Se me roubarem a casa e eu me queixar à Justiça, a partir daí quem acusa o larápio não sou eu, é o Ministério Público. No processo de acusação, e eventual condenação, eu assumo a função de Assistente, isto é, de mero auxiliar do acusador, que é o Ministério Público.
Embora eu - que sou a vítima do crime - seja a pessoa mais qualificada para acusar o autor, precisamente porque sinto na pele os danos que ele me causou, e tenho conhecimento directo das circunstâncias em que o crime foi cometido, a verdade é que a lei não me confere a liberdade para ser eu a acusar.
A acusação contra os cidadãos em Portugal é um monopólio do Estado e é levada a cabo por uma burocracia com emprego garantido para a vida, que não presta contas a ninguém e que não responde por nada daquilo que faz - O Ministério Público -. Em suma, por uma corporação.
O Estado a acusar cidadãos - o que, no caso da acusação ser infundada significa persegui-los - num regime político que se diz democrático?
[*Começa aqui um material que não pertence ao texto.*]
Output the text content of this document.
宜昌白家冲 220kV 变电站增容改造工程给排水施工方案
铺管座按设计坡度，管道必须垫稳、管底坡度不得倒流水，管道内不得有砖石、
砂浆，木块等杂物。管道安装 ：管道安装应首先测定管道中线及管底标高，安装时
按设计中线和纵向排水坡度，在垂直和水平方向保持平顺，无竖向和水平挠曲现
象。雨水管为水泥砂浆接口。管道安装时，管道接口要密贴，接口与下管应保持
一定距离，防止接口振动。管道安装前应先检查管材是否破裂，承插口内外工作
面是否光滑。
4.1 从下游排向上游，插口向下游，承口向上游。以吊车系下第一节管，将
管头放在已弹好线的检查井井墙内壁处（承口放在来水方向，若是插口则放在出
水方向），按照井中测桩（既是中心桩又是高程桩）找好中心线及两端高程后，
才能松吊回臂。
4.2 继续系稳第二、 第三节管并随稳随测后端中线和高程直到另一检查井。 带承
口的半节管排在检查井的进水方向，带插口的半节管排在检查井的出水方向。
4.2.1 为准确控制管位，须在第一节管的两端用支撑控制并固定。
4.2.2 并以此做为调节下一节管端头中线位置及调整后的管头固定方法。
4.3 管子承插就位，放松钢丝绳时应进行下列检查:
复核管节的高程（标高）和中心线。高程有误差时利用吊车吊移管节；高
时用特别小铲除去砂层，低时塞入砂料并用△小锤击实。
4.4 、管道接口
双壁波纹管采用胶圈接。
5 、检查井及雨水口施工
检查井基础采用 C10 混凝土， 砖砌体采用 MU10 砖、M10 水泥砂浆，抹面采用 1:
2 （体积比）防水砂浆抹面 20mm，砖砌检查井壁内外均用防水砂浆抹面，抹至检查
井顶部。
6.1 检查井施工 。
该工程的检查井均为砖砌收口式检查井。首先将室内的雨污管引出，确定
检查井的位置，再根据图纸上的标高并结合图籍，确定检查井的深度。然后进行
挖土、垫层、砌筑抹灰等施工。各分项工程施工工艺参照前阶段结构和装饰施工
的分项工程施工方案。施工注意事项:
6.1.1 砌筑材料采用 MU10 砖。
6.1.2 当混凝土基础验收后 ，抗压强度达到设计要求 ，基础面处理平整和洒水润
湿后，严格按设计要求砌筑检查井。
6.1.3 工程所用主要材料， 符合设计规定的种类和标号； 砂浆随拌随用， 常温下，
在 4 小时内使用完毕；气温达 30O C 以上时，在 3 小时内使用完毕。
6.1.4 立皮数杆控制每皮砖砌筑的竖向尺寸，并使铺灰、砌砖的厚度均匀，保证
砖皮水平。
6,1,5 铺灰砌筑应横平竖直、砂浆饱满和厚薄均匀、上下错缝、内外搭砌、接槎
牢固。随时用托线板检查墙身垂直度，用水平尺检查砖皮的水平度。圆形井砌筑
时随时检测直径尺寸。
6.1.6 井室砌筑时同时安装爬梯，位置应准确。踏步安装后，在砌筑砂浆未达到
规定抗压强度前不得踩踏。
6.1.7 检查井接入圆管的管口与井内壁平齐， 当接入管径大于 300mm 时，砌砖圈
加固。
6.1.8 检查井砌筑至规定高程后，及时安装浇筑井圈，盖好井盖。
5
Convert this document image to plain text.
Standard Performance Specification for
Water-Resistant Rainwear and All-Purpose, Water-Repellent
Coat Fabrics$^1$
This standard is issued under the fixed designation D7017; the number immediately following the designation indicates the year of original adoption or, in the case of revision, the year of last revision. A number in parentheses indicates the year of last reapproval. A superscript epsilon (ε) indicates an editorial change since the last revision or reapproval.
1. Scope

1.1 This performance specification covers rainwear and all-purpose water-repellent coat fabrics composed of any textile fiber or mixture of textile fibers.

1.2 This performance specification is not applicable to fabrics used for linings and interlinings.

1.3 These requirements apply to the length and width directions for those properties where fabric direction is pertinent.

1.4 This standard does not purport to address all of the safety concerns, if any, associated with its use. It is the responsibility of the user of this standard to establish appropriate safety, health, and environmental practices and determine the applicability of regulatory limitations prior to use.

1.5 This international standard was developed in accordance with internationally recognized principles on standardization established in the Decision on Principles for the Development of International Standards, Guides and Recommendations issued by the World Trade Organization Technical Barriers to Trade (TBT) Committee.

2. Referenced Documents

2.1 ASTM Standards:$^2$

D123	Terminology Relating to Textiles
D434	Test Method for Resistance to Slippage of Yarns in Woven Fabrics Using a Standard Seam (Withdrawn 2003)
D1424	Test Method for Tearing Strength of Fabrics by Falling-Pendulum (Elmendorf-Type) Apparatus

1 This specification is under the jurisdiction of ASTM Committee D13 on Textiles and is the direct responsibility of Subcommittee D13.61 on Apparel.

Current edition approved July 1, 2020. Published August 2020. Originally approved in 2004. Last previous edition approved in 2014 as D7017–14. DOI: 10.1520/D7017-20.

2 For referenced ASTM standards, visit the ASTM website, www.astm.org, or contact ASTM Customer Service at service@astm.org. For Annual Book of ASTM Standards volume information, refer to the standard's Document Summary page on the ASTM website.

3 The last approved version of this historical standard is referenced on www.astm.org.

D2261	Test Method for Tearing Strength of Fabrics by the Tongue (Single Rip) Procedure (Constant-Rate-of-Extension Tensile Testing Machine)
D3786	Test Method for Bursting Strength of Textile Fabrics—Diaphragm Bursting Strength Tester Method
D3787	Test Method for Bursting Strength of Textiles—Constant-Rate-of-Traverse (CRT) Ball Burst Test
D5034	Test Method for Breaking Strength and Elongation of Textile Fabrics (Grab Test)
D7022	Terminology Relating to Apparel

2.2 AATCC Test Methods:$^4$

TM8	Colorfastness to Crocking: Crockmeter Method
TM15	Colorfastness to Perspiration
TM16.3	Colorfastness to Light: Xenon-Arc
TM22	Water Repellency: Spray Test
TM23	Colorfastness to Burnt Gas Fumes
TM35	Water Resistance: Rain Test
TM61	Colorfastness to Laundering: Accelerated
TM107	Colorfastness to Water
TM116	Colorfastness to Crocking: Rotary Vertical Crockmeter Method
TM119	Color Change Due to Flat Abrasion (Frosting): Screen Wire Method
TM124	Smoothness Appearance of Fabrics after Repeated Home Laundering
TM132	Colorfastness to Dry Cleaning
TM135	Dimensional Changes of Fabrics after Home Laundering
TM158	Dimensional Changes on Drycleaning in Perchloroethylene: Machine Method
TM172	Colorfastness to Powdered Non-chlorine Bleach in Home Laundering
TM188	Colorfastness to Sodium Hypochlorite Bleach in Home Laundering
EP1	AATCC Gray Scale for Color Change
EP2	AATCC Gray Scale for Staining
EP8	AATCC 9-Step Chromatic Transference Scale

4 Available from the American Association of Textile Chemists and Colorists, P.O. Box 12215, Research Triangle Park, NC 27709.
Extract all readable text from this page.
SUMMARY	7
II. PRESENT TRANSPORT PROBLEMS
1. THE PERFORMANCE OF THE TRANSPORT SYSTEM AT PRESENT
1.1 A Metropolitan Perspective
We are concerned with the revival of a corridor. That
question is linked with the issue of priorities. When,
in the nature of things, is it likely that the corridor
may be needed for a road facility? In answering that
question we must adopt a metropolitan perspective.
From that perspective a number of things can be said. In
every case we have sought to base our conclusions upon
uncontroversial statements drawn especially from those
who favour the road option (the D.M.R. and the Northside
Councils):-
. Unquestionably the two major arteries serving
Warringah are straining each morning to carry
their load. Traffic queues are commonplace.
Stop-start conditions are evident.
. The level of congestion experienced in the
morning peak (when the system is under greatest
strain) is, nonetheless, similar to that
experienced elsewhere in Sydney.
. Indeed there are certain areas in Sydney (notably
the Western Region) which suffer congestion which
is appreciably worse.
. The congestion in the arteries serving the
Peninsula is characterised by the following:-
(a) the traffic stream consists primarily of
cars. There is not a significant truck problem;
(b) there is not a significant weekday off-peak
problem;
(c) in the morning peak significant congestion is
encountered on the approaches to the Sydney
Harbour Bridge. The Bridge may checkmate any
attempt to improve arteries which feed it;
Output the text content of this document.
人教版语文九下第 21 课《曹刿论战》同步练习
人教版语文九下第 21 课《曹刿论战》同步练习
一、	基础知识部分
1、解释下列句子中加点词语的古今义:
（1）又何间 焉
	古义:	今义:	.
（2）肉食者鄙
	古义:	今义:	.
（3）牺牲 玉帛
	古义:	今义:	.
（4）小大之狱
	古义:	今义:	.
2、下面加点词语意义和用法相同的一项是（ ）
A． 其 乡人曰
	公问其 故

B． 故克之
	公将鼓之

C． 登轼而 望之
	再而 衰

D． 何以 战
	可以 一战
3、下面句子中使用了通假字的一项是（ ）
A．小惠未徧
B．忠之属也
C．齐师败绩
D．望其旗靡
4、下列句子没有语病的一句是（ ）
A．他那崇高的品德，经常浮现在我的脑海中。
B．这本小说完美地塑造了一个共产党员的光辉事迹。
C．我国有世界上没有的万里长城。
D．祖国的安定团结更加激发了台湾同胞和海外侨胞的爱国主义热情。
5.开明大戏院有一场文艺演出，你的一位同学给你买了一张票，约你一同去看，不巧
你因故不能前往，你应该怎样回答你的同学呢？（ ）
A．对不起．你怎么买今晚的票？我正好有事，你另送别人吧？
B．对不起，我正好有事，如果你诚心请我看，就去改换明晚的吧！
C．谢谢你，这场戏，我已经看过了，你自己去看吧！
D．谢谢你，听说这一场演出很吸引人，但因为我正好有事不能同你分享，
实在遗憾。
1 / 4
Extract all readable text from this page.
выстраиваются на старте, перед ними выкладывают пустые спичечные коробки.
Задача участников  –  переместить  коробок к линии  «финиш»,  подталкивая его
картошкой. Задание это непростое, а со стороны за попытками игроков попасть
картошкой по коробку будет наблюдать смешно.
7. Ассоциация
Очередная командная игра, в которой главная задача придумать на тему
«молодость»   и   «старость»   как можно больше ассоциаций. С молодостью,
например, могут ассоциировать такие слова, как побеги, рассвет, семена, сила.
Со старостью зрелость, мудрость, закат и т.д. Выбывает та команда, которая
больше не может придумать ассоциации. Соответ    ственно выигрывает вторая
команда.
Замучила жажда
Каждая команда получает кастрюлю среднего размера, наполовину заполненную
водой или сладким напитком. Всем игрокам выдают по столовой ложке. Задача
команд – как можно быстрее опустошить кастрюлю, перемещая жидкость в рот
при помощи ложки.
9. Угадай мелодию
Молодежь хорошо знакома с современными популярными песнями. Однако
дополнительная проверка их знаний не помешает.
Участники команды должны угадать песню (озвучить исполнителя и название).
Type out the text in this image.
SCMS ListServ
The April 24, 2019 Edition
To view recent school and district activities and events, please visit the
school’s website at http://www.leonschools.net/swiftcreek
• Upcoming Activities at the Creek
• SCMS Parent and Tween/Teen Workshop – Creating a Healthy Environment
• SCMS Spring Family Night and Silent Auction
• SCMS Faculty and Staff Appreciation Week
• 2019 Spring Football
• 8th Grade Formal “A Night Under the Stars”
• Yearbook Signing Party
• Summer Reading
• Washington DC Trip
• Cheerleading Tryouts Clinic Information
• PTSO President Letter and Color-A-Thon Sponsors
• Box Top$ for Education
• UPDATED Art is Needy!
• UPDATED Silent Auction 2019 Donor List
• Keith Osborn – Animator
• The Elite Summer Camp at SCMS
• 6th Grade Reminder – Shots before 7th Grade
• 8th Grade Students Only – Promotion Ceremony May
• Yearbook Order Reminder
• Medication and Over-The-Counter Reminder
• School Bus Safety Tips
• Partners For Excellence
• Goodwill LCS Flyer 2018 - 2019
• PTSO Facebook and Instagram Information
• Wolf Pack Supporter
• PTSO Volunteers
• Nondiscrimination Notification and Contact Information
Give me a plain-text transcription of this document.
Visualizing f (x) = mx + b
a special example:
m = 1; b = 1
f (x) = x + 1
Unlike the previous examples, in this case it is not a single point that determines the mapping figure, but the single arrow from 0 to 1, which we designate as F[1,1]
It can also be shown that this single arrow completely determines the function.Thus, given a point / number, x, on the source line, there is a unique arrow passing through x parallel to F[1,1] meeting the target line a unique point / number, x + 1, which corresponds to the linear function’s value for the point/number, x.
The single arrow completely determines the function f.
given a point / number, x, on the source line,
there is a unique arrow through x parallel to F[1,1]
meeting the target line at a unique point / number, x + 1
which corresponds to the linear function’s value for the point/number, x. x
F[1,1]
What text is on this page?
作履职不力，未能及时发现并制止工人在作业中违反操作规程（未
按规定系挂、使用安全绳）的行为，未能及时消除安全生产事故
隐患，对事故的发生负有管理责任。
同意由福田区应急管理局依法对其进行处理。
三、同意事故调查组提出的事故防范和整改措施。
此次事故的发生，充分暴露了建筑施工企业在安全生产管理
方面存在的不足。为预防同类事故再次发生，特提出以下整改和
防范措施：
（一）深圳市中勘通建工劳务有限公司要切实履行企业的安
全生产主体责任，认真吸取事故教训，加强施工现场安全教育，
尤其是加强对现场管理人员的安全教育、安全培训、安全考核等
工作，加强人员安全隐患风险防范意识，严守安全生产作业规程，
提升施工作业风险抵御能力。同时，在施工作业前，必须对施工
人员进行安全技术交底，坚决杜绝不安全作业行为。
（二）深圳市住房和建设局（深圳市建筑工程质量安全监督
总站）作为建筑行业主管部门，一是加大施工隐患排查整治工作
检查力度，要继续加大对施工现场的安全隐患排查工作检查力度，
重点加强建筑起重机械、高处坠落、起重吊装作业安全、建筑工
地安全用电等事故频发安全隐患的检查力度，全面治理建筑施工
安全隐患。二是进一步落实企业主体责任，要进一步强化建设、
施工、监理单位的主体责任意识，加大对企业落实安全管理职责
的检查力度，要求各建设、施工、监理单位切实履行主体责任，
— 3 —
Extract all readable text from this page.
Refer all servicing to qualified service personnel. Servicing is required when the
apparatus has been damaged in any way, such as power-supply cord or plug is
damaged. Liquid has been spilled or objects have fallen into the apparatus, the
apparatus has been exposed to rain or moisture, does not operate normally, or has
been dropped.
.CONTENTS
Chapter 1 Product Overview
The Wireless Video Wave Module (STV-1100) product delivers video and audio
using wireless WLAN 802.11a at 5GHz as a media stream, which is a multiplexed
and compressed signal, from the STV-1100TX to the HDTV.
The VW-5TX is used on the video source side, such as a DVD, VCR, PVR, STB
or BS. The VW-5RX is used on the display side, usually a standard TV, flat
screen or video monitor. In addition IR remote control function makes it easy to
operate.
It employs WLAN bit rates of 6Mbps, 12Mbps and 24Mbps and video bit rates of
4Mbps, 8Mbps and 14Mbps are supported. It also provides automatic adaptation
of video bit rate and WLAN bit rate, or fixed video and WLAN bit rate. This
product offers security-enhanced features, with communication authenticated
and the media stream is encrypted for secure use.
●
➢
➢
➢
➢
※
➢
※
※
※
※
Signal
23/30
Mas, então, não foi para proteger os cidadãos contra os abusos do Estado, que se instituiu a democracia?
Do lado da defesa passa-se algo de semelhante. Se eu fôr incriminado por alguém e constituído arguido, a partir daí estou impossibilitado de me defender. A liberdade para me defender é zero. A lei manda que eu nomeie um advogado para o fazer. O monopólio da defesa em Portugal é uma prerrogativa de uma outra corporação - a dos advogados, acreditados na respectiva Ordem.
Naturalmente, a capacidade para julgar pertence ainda a uma terceira corporação - a dos Juízes.
Existem características e privilégios que são específicos de cada umas destas três corporações, mas existe pelo menos uma característica que lhes é transversal e comum, e um privilégio também. A característica comum é a de que são todos juristas. O privilégio comum é o de que os membros destas três corporações gozam de um estatuto de imunidade, não respondendo por aquilo que fazem no exercício das suas funções.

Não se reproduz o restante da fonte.